Treasury Secretary Steven Mnuchin and Gary D. Cohn, the director of the president’s National Economic Council, have held numerous meetings with lawmakers — including Democrats — on the matter and have attended several hearings against the backdrop of the contentious health care talks.
“Taxes has more consensus with Republicans and some Democrats,” said Senator Rob Portman, Republican of Ohio.
Republican senators have been watching closely as House Republicans have twisted themselves in knots over the tax “blueprint” that they released last summer. Many lobbyists and tax experts are hoping that the Senate emerges as a voice of reason.
Republican senators continued free-flowing conversations among themselves this week to analyze their options and search for consensus on a health care bill that they said would be significantly different from the one passed by the House.
Senator John Cornyn of Texas, the majority whip, and Senator Ron Johnson of Wisconsin said they expected staff experts to draft legislative language for Republicans to consider when the Senate returns from a weeklong recess on June 5.
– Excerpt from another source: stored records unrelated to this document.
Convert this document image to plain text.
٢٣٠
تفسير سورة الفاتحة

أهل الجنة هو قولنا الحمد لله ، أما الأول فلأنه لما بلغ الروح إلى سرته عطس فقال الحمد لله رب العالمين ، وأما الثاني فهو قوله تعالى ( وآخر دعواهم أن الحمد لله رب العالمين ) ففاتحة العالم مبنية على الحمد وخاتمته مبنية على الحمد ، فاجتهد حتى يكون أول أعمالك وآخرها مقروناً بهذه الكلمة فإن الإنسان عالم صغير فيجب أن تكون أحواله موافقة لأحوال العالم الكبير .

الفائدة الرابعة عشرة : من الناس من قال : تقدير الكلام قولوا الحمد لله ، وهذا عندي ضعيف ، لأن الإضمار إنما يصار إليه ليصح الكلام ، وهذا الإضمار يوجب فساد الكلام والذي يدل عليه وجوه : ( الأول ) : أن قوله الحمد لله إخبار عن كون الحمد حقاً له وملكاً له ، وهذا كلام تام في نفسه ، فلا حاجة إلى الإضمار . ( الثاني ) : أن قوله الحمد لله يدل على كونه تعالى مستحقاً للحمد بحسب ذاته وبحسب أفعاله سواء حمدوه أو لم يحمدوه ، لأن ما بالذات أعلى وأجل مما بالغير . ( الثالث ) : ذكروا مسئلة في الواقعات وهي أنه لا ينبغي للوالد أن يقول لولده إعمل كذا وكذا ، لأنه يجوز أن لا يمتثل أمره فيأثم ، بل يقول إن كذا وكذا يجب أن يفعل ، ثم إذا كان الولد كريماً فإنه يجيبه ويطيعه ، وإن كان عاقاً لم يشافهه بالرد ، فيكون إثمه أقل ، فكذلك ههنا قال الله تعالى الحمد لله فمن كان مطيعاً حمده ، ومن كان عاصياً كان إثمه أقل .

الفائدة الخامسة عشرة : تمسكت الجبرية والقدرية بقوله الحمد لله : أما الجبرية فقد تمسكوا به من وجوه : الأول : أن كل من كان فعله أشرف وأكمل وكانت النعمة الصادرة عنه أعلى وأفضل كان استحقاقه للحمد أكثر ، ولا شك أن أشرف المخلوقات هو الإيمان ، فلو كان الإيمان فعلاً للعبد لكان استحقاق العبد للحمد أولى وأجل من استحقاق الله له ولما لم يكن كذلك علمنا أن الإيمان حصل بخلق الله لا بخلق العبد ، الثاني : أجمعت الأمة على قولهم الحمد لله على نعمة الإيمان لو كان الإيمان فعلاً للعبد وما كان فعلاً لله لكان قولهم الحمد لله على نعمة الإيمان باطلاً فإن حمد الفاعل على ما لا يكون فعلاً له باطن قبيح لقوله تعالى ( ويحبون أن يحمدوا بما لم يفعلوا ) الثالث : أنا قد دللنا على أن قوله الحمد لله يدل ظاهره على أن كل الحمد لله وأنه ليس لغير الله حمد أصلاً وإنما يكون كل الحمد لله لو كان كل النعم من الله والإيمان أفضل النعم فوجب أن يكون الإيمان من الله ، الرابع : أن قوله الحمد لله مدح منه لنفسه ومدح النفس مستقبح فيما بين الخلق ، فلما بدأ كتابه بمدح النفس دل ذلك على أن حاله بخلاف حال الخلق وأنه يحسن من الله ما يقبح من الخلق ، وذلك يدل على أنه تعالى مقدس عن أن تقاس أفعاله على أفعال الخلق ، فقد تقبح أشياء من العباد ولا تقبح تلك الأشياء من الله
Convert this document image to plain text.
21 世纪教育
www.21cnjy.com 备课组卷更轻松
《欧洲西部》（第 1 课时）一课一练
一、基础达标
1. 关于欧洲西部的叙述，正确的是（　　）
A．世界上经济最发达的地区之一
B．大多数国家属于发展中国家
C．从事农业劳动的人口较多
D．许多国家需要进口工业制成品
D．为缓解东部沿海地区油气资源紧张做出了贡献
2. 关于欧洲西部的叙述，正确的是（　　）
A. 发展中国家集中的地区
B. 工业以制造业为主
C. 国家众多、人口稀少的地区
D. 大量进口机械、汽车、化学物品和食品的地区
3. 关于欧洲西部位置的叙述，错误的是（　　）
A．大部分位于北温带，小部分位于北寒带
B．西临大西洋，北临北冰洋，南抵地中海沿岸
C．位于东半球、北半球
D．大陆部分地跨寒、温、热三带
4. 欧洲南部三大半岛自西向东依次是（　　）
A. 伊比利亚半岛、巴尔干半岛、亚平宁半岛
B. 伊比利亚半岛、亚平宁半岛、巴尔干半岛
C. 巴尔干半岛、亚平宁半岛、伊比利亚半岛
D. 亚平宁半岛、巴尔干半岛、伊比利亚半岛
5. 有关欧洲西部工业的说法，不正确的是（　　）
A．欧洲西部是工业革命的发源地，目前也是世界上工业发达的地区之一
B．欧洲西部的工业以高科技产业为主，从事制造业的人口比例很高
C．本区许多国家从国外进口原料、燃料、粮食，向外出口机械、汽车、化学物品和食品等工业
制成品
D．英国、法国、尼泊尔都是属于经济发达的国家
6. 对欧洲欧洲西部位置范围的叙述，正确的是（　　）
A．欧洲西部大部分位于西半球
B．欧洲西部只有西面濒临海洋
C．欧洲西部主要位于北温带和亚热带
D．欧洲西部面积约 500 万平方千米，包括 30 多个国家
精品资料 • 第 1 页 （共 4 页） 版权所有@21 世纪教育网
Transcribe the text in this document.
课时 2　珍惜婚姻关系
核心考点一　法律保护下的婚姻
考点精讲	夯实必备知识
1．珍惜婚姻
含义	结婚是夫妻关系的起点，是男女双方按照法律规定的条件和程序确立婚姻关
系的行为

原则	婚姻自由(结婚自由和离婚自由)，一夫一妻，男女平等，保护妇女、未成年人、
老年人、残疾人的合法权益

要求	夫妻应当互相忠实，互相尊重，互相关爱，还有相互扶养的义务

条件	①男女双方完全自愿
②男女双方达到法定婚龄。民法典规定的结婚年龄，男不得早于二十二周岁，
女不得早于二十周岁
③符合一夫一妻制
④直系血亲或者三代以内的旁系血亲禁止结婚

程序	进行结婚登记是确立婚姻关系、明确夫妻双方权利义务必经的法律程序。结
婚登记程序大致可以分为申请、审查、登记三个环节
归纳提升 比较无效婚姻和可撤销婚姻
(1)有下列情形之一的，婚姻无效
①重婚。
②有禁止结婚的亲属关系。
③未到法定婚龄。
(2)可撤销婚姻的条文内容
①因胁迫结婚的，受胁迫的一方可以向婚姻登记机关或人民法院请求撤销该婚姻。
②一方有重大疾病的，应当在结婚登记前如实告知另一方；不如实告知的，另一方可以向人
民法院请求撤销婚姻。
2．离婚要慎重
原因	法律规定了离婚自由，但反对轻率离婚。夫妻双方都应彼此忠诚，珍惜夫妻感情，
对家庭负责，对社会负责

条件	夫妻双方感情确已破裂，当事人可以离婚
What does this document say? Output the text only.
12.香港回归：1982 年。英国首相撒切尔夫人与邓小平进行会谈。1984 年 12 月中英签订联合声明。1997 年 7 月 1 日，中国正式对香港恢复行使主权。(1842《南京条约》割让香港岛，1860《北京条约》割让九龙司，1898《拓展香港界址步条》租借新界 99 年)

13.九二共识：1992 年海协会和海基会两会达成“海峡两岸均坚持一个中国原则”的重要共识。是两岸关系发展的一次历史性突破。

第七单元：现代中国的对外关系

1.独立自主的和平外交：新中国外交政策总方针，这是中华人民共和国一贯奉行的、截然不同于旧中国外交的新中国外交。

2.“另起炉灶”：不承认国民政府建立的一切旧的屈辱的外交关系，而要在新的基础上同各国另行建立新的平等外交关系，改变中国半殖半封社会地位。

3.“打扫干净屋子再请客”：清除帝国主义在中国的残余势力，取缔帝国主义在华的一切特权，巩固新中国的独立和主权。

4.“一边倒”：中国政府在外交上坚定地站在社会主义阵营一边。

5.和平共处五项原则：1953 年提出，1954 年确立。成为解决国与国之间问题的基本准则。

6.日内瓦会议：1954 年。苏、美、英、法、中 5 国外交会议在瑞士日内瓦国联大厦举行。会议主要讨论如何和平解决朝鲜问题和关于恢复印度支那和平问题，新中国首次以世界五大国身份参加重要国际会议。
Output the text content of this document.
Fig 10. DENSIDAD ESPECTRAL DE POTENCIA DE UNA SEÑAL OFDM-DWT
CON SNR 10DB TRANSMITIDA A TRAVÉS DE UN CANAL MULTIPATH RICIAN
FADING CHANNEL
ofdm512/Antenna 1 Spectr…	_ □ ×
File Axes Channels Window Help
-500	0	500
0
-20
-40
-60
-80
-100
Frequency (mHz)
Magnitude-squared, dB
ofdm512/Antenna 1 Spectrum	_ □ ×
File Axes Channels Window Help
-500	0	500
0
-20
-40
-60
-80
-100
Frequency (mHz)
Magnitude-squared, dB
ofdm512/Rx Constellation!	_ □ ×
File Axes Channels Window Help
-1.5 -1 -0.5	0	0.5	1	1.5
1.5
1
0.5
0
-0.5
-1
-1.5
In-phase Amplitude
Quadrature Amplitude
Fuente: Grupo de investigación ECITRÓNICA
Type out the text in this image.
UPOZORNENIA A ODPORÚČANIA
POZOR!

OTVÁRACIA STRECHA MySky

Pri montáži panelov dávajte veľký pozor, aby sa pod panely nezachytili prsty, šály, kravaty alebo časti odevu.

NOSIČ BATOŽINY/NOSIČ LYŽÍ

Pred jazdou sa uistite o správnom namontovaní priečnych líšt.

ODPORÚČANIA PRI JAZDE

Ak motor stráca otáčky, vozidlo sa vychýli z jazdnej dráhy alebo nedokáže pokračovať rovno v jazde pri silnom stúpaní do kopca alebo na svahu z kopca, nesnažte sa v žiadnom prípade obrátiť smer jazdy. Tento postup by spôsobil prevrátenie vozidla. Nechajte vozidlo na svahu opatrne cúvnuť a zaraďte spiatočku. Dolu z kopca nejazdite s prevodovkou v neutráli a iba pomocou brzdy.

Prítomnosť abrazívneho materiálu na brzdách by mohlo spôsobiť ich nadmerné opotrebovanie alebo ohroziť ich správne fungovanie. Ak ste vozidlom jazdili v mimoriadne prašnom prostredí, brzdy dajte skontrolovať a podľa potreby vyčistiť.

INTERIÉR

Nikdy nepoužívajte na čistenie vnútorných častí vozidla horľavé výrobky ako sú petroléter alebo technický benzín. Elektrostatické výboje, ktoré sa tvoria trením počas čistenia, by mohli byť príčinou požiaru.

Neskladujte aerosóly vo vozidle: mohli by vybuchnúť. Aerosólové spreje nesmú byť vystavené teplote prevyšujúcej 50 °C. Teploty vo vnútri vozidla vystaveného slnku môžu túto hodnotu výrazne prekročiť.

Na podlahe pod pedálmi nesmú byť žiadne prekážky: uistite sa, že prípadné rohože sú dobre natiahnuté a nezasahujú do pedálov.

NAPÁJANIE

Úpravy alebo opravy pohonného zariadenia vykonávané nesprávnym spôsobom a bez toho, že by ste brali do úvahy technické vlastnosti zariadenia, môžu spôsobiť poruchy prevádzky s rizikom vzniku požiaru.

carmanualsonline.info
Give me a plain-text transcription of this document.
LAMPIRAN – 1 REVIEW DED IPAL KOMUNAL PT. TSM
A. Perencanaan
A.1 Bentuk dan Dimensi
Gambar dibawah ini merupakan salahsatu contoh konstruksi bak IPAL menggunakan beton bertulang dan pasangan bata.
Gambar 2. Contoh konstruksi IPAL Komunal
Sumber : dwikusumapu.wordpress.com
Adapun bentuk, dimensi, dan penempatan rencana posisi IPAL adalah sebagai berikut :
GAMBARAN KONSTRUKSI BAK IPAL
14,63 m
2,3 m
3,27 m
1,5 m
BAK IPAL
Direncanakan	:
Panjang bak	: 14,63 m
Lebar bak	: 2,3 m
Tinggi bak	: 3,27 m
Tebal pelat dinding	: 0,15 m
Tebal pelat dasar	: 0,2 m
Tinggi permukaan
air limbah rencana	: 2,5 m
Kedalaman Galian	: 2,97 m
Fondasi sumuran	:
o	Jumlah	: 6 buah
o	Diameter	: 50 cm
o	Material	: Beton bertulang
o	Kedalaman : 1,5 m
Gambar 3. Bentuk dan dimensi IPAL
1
“We’re talking about this nonstop between ourselves,” Mr. Johnson said of the Republicans. “It’s an appropriate time now to have leadership and committee staff, working with leadership and committee chairmen, sit down and draft a bill, a proposal, for discussion.”
If the Senate decided not to vote on a health care bill, it would be likely to enrage the White House, as it did when Mr. Ryan at first failed to produce a bill that could pass. However, Mr. Trump has considerably less leverage with Mr. McConnell than he did over House leaders, as Mr. McConnell and Republican senators are less susceptible to pressure from the White House.